In uno dei suoi libri – Il paradiso è un giardino selvatico – descrive dettagliatamente ogni istante dell’arrivo nel suo Eden, in una notte di primavera. È È una vera e propria immersione in un mondo altro, dove il silenzio è sovrano. Descrive la purezza della notte stellata, la completa mancanza di luce artificiale, il mantra dei grilli, l’aria saporita, umida e fresca. E poi gli animali selvatici: il ghiro, il capriolo, l’airone, le carpe, le lucciole dove l’erba è alta e i fossi umidi, il cardellino, la lucertola. La professione, però, non è tutta poesia e richiede formazione continua. “Il paesaggista deve coniugare il punto di vista dell’agronomo, che vuole produrre il massimo da ogni terreno; quello dell’architetto, che mira a costruire per dare funzioni; quello del forestale, che ragiona di cicli su scala ecologica”.

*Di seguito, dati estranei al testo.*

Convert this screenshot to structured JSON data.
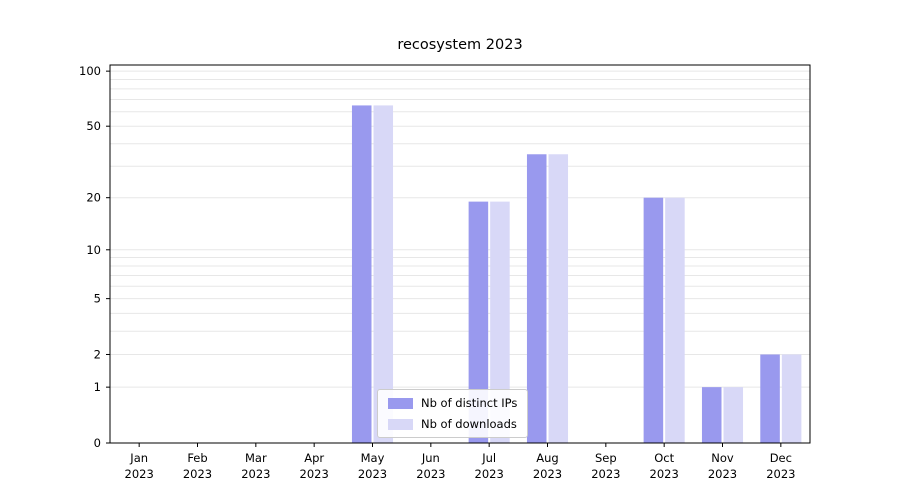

E poi c’è il vento della sensibilità culturale. Molto interessante, a detta di Perazzi, l’attuale passaggio storico: “Fino a ieri c’era ogni buona intenzione di rispettare l’ambiente, di cercare di diminuire l’impatto, di consumare meno terreno, di piantare più alberi. Oggi è scattato qualcosa di opposto: torniamo a trivellare, a estrarre, ci armiamo e chiudiamo i confini. Tutto sta avvenendo con una rapidità straordinaria, da una settimana all’altra”.

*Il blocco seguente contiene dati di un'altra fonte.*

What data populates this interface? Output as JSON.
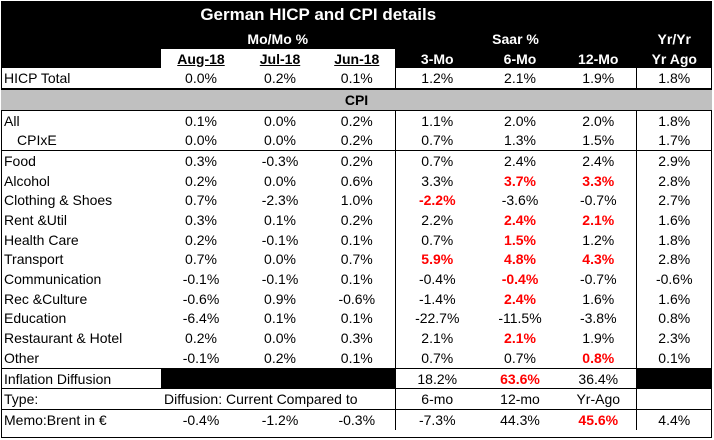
{
  "title": "German HICP and CPI details",
  "groups": {
    "momo": "Mo/Mo %",
    "saar": "Saar %",
    "yryr": "Yr/Yr"
  },
  "columns": [
    "Aug-18",
    "Jul-18",
    "Jun-18",
    "3-Mo",
    "6-Mo",
    "12-Mo",
    "Yr Ago"
  ],
  "hicp": {
    "label": "HICP Total",
    "values": [
      "0.0%",
      "0.2%",
      "0.1%",
      "1.2%",
      "2.1%",
      "1.9%",
      "1.8%"
    ]
  },
  "cpi_header": "CPI",
  "rows": [
    {
      "label": "All",
      "values": [
        "0.1%",
        "0.0%",
        "0.2%",
        "1.1%",
        "2.0%",
        "2.0%",
        "1.8%"
      ],
      "red": []
    },
    {
      "label": "CPIxE",
      "values": [
        "0.0%",
        "0.0%",
        "0.2%",
        "0.7%",
        "1.3%",
        "1.5%",
        "1.7%"
      ],
      "red": [],
      "indent": true
    },
    {
      "label": "Food",
      "values": [
        "0.3%",
        "-0.3%",
        "0.2%",
        "0.7%",
        "2.4%",
        "2.4%",
        "2.9%"
      ],
      "red": []
    },
    {
      "label": "Alcohol",
      "values": [
        "0.2%",
        "0.0%",
        "0.6%",
        "3.3%",
        "3.7%",
        "3.3%",
        "2.8%"
      ],
      "red": [
        4,
        5
      ]
    },
    {
      "label": "Clothing & Shoes",
      "values": [
        "0.7%",
        "-2.3%",
        "1.0%",
        "-2.2%",
        "-3.6%",
        "-0.7%",
        "2.7%"
      ],
      "red": [
        3
      ]
    },
    {
      "label": "Rent &Util",
      "values": [
        "0.3%",
        "0.1%",
        "0.2%",
        "2.2%",
        "2.4%",
        "2.1%",
        "1.6%"
      ],
      "red": [
        4,
        5
      ]
    },
    {
      "label": "Health Care",
      "values": [
        "0.2%",
        "-0.1%",
        "0.1%",
        "0.7%",
        "1.5%",
        "1.2%",
        "1.8%"
      ],
      "red": [
        4
      ]
    },
    {
      "label": "Transport",
      "values": [
        "0.7%",
        "0.0%",
        "0.7%",
        "5.9%",
        "4.8%",
        "4.3%",
        "2.8%"
      ],
      "red": [
        3,
        4,
        5
      ]
    },
    {
      "label": "Communication",
      "values": [
        "-0.1%",
        "-0.1%",
        "0.1%",
        "-0.4%",
        "-0.4%",
        "-0.7%",
        "-0.6%"
      ],
      "red": [
        4
      ]
    },
    {
      "label": "Rec &Culture",
      "values": [
        "-0.6%",
        "0.9%",
        "-0.6%",
        "-1.4%",
        "2.4%",
        "1.6%",
        "1.6%"
      ],
      "red": [
        4
      ]
    },
    {
      "label": "Education",
      "values": [
        "-6.4%",
        "0.1%",
        "0.1%",
        "-22.7%",
        "-11.5%",
        "-3.8%",
        "0.8%"
      ],
      "red": []
    },
    {
      "label": "Restaurant & Hotel",
      "values": [
        "0.2%",
        "0.0%",
        "0.3%",
        "2.1%",
        "2.1%",
        "1.9%",
        "2.3%"
      ],
      "red": [
        4
      ]
    },
    {
      "label": "Other",
      "values": [
        "-0.1%",
        "0.2%",
        "0.1%",
        "0.7%",
        "0.7%",
        "0.8%",
        "0.1%"
      ],
      "red": [
        5
      ]
    }
  ],
  "diffusion": {
    "label": "Inflation Diffusion",
    "values": [
      "18.2%",
      "63.6%",
      "36.4%"
    ],
    "red": [
      1
    ]
  },
  "type_row": {
    "label": "Type:",
    "desc": "Diffusion: Current Compared to",
    "values": [
      "6-mo",
      "12-mo",
      "Yr-Ago"
    ]
  },
  "memo": {
    "label": "Memo:Brent in €",
    "values": [
      "-0.4%",
      "-1.2%",
      "-0.3%",
      "-7.3%",
      "44.3%",
      "45.6%",
      "4.4%"
    ],
    "red": [
      5
    ]
  }
}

Passare dalla filosofia, alla politica, alla terra con i suoi organismi viventi fa parte del gioco. Perazzi sta realizzando un giardino attorno alla Torre di Manfria, in Sicilia, su un promontorio che domina il golfo e la piana di Gela, circondata da roccia, pietra di gesso e dalla sabbia, regno della ginestra bianca e delle dune. “Con tutta probabilità non pianterò nulla. Ci saranno solo gradini, sentieri, piccole viminate per proteggere dal vento, contro l’erosione”.
Il paesaggista milanese è convinto che un giardino non abbia bisogno di grandi budget per funzionare, ma solo di un investimento in tempo, di attenzione. “È bello lasciare che le piante crescano, dando un senso al luogo, senza badare alla forma o alla funzione”.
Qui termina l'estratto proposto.